Behind Jack and Babette's facade of composure, both are incapacitated by an overwhelming fear of death, although Babette does her best to hide the extent of her fear by drowning it in Dylar, an untested, unapproved black market substance in the clinical trial phase, alleged to remove the fear of death. As she stoically goes about her daily routines, she is whoring herself out to a dry and crusty, wrapper of a man in exchange for access to the drugs.
As they both live their quite lives, Jack meditating on his fear of death from an academic perspective, Babette running up stadium stairs in sweatsuits and demanding her little boy, Wilder, stay an infant forever, a looming catastrophe makes its appearance. There has been a toxic spill that now threatens anyone within its proximity. As they slowly make their way to the refugee camps stationed around the state, the fear of death becomes palpable. They realize that the people in charge of the disaster are using this event as training for the Simulated Evacuation process, using a real event to rehearse a simulation. The borders between truth and reality become hazy as the family sits in the Boy Scout cabin curling up on cots wondering if the danger is real or imagined.
When Jack finally elicits a confession from Babette about her drug use, her fear of death and the agreed system of reciprocity, Jack overlooks her unfaithfulness and slowly becomes obsessed with obtaining this miracle drug for himself. When he thinks his daughter has thrown out the bottle he paws through weeks of garbage, dissecting a palimpsest comprised of the residue of their lives, obscene cartoon characters drawn in a childish hand, a tampon hidden in a banana peel, as he picks his way through the fetid garbage searching for the remainder of a pill that has the potential to eradicate his fear of death, he wonders if we hide the parts of ourselves we wish to avoid or leave unacknowledged.

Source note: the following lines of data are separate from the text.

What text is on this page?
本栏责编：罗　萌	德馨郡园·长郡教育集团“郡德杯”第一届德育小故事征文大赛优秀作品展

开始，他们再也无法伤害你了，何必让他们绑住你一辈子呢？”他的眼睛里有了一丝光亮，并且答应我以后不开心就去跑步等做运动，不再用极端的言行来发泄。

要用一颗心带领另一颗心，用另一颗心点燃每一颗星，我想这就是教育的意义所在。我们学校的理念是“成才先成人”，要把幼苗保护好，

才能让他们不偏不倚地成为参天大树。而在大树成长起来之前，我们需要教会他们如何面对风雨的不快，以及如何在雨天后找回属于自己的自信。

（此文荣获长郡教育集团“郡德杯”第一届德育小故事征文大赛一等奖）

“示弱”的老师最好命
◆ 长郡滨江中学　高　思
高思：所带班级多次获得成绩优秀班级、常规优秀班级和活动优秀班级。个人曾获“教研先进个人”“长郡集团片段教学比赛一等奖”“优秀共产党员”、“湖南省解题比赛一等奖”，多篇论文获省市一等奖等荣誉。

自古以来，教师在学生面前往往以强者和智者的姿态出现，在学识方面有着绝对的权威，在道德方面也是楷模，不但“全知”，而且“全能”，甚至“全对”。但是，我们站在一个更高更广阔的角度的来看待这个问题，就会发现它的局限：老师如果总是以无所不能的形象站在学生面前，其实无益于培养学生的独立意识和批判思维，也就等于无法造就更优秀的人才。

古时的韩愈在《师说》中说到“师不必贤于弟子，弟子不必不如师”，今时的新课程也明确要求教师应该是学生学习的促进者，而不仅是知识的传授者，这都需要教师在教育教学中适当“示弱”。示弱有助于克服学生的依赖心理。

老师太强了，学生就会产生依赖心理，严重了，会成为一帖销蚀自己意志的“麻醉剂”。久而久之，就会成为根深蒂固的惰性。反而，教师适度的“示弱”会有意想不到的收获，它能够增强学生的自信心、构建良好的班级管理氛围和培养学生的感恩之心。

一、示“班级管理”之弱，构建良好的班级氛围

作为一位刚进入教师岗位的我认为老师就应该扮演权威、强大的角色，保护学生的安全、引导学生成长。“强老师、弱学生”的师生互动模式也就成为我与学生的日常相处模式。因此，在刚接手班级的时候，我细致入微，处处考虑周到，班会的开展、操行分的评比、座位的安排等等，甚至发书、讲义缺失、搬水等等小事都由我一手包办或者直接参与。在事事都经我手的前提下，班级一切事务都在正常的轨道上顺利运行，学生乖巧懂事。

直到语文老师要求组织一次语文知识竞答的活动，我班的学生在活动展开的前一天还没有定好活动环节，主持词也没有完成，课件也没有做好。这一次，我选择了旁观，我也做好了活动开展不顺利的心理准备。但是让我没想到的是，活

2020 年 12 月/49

As he continues his quest for the panacea, he finds his wife's drug lord, a shell of a person wearing Budweiser shorts and living in a motel and eating Dylar like its candy, the precious drug scatter around the room and crushed into the fire-resistant carpet. The drug is obviously having a strange effect on this man, and while Jack contemplates what to do...he has a fleeting moment of compassion for his wife.
Finally he meets a cadre of nuns and priests that don't believe in God. Their faith or rather the assumption of their faith is simply for the masses. The people would be crushed if they didn't believe, so they put up a facade of belief in God, of heaven, of good and evil...all the while thinking only the truly desperate would cling to that sort of ill-founded rhetoric. There is no truth. Our acceptance of truth is only for the benefit of others.

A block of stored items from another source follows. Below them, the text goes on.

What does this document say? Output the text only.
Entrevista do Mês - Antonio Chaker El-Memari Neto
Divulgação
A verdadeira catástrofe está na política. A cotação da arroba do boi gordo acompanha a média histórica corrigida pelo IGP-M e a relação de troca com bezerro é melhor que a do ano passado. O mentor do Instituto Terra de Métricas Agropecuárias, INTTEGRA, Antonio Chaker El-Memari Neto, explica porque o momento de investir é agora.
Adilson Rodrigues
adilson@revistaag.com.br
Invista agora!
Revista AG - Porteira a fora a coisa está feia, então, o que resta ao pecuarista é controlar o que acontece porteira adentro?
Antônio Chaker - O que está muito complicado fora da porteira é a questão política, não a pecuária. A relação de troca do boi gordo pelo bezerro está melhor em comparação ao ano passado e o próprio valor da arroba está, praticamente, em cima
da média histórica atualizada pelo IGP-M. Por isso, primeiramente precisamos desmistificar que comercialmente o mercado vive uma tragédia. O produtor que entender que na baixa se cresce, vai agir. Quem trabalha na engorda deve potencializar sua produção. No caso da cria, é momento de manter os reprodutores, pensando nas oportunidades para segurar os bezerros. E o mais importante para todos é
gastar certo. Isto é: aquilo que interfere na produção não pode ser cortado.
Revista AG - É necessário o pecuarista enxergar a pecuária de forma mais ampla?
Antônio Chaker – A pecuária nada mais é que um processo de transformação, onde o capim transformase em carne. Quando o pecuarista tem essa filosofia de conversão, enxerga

The book ends with a final expedition to the grocery store, which has been rearranged, leaving the patrons anxious, lost and confused. As Babette and Jack stand in the check-out lane they realize that here, in line at the grocery store, surrounded by bar codes and price tags, where the holographic scanners "decode the binary secrets of every item, where the dead speak to the living" is the last truly democratic place left. They stand, regardless of age, race and status, their carts piled high with the detritus of consumption, slowly moving forward, reading the tabloids.
"Everything we need that is not food or love is here in the tabloid racks. The tales of the supernatural and the extraterrestrial. The miracle vitamins, the cures for cancer, the remedies for obesity. The cults of the famous and the dead."